Unlike most of the posters there, I'm glad he's gone. The world is a better place without him, and maybe now the Lisp community can begin to heal.
You digust me. These types of remarks should be reserved for the lowest of the low, the dictators, the committers of genocide, the murderers, the rapists, etc.
A murderer typically only kills one person, causing loss to a few dozen. Naggum didn't, as far as I know, kill anybody; he merely turned a leading-edge technical community into a kind of twisted cult of personal abuse.
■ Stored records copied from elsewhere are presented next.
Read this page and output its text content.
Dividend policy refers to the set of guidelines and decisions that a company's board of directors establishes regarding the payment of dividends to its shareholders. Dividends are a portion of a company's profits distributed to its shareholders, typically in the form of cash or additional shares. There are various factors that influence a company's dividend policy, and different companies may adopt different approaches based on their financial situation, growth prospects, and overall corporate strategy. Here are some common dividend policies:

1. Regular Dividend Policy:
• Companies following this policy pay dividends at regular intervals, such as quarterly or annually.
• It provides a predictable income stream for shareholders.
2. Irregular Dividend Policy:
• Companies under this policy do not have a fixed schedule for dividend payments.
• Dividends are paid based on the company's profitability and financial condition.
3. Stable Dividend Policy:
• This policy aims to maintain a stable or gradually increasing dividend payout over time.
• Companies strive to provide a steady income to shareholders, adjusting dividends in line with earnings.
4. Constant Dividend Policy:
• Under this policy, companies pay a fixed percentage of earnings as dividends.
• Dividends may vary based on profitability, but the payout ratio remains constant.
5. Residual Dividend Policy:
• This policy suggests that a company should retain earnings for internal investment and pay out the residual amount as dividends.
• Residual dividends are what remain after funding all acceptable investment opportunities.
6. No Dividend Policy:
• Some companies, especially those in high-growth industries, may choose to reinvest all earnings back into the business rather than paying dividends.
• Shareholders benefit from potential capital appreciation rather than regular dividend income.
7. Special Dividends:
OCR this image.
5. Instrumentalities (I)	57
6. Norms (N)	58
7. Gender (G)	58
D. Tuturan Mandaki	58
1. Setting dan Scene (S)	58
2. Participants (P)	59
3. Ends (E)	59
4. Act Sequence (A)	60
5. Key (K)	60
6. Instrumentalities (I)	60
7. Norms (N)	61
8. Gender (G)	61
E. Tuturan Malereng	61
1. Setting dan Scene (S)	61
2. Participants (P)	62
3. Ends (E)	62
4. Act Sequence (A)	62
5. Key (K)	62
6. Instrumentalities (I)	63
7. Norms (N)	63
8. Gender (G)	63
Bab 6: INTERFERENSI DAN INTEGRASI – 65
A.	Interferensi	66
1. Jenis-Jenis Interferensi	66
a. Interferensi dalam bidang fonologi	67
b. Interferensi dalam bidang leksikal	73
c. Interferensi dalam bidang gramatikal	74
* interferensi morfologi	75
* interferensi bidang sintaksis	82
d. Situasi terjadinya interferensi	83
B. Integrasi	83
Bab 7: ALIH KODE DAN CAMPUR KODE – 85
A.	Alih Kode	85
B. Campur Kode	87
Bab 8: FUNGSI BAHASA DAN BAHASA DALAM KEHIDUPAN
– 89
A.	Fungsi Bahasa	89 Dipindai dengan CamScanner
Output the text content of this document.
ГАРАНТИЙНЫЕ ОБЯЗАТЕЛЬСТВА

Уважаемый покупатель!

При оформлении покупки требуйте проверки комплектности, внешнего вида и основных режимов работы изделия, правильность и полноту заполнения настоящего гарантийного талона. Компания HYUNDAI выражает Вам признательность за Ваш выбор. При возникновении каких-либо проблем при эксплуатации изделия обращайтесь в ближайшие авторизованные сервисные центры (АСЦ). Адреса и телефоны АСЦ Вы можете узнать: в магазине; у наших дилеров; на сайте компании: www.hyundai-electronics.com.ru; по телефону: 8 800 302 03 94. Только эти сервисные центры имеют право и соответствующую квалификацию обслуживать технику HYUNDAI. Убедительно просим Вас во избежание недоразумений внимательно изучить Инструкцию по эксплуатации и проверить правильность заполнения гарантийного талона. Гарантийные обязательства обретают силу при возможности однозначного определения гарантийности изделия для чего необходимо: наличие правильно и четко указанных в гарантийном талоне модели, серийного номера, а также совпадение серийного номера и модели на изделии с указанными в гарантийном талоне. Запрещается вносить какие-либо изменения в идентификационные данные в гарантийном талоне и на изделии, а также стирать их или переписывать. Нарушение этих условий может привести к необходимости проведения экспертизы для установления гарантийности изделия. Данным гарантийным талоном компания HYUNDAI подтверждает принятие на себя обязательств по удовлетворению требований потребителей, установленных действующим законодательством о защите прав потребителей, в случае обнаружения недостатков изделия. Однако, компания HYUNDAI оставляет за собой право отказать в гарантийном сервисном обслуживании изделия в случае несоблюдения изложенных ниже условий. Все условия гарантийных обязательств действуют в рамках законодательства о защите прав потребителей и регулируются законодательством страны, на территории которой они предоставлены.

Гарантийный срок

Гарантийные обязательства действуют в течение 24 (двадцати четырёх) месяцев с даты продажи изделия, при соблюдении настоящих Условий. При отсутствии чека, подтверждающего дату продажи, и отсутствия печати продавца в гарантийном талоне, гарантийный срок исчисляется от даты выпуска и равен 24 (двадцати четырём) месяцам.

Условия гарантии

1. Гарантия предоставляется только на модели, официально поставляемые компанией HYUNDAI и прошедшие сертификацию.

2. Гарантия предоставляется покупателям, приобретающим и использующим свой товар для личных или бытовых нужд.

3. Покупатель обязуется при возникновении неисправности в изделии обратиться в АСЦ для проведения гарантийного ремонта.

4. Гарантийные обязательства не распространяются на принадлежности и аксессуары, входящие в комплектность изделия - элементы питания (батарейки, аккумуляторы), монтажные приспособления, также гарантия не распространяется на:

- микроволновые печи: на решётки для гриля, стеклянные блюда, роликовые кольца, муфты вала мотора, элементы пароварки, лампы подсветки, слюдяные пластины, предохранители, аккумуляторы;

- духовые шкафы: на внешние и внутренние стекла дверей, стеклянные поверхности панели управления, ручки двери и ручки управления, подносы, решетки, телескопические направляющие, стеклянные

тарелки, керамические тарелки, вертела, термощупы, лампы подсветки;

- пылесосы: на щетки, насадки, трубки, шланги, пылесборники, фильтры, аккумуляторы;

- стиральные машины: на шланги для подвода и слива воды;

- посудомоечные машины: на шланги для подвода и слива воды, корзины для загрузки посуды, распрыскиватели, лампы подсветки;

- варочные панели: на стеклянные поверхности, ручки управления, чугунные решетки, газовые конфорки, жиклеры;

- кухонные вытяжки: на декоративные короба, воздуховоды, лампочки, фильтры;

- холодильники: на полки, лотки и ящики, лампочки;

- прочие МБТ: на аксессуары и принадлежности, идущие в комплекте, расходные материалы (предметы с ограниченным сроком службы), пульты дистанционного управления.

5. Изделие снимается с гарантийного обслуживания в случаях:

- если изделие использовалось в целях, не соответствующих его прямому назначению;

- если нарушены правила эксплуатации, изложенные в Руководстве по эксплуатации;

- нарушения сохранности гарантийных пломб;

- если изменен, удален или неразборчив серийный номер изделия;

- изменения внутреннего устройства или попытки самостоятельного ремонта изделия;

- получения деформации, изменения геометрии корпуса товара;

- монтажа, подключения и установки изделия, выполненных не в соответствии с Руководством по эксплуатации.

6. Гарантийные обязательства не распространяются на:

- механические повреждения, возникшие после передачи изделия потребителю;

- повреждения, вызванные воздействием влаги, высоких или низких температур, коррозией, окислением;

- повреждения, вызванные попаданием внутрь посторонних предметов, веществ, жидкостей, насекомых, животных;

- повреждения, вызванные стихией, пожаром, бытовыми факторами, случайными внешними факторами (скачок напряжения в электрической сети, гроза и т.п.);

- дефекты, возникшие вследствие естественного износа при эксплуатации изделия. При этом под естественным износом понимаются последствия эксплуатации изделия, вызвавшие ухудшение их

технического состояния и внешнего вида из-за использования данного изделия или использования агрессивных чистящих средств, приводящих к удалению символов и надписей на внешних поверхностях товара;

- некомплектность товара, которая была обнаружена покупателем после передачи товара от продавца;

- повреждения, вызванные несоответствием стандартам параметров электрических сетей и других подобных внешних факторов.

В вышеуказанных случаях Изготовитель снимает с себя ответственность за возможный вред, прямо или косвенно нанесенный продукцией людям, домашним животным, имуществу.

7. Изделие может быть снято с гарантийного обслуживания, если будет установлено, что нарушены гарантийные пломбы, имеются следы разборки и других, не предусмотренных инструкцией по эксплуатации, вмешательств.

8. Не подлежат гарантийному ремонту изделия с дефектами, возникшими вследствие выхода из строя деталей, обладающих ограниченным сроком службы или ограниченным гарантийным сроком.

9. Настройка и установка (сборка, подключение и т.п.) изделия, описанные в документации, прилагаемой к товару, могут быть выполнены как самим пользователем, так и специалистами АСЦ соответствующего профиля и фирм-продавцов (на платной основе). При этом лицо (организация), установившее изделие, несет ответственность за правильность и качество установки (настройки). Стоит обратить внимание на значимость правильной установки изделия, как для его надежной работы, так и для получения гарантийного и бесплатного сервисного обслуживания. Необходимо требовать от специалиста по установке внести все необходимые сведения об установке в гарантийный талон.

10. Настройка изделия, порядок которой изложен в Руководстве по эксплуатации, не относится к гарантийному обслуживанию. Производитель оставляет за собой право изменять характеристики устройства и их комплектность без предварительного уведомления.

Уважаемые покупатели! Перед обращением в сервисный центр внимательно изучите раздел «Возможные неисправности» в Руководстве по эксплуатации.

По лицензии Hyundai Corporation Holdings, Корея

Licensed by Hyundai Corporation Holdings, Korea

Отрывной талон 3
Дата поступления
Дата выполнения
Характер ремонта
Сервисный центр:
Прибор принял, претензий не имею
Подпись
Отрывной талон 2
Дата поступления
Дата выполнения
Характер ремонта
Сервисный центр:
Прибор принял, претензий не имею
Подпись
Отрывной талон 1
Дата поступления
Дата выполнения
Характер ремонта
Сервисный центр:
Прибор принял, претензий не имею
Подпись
Every person alive today is a little bit poorer because of the poor state of Lisp implementations, which can largely be attributed to Naggum's vicious dominance on comp.lang.lisp, and so for a long time Lisp lacked any kind of widely-used forum for technical discussion among sane people.
Usenet was only predominant for about ten years. But programmers have been rejecting Lisp and the ideas behind it for nearly fifty. No matter how much we like it, it's not going to win. Think of it as your secret weapon à la pg.
Maybe you're young, but Usenet was the center of mass of programming discussions from shortly after its inception, in the early 1980s, until sometime around 2000–2005. So for about half of Lisp's lifetime, Usenet was central. And, as someone else pointed out, you can see a major difference in the tone of comp.lang.lisp before and after Erik's ascendancy — and its contributors. He may not have been the sole cause, but he was certainly one of them.
I think it's more accurate to say that programmers have been slowly accepting the ideas behind Lisp for fifty years: linked lists, recursion, dynamic typing, flexibly-sized data structures, conditional expressions, garbage collection, and a small core language with everything else in libraries were all present in (and central to!) 1959 Lisp, and very far from the mainstream in 1959. The main features of 1959 Lisp that have not been widely adopted are simple syntax and atoms. (Macros came later.)
For most of the time between then and now, new language features have tended to appear early on in Lisps and much later in more mainstream languages. Compare Python or Haskell list comprehensions with the Common Lisp LOOP macro, for example; or consider Loops/Flavors/CLOS.
I essentially don't use Lisp today because Lisp systems fell badly behind other languages in many ways: Python, Ruby, Lua, Objective-C, OCaml, and so forth are better options today. There's no mystery to why this is: people stopped working on Lisp systems. That was partly due to the AI winter, but it actually worsened in the 1990s. I don't know how much of that was because of Erik driving people away and how much was for other reasons.
I'm not going to defend Naggum's online style, but for God's sake, the man just died and he probably isn't even in the ground yet. There was plenty of time for a meta-debate regarding netiquette while he was active on Usenet, and there will be plenty of time for retrospectives on the subject in the future. This week, though--if not for Naggum's own sake, then for the sake of his grieving friends and relatives--can we just take a break from the subject?
You seem to be assuming that anyone who doesn't like your Naggum-hating in this thread must agree with Erik Naggum and share his attitudes. This is, to say the least, bizarre.
It is precisely because I think harshness of the sort Erik Naggum sometimes exhibited is generally harmful that I think your comments are objectionable and deserve every bit of downmodding they've received.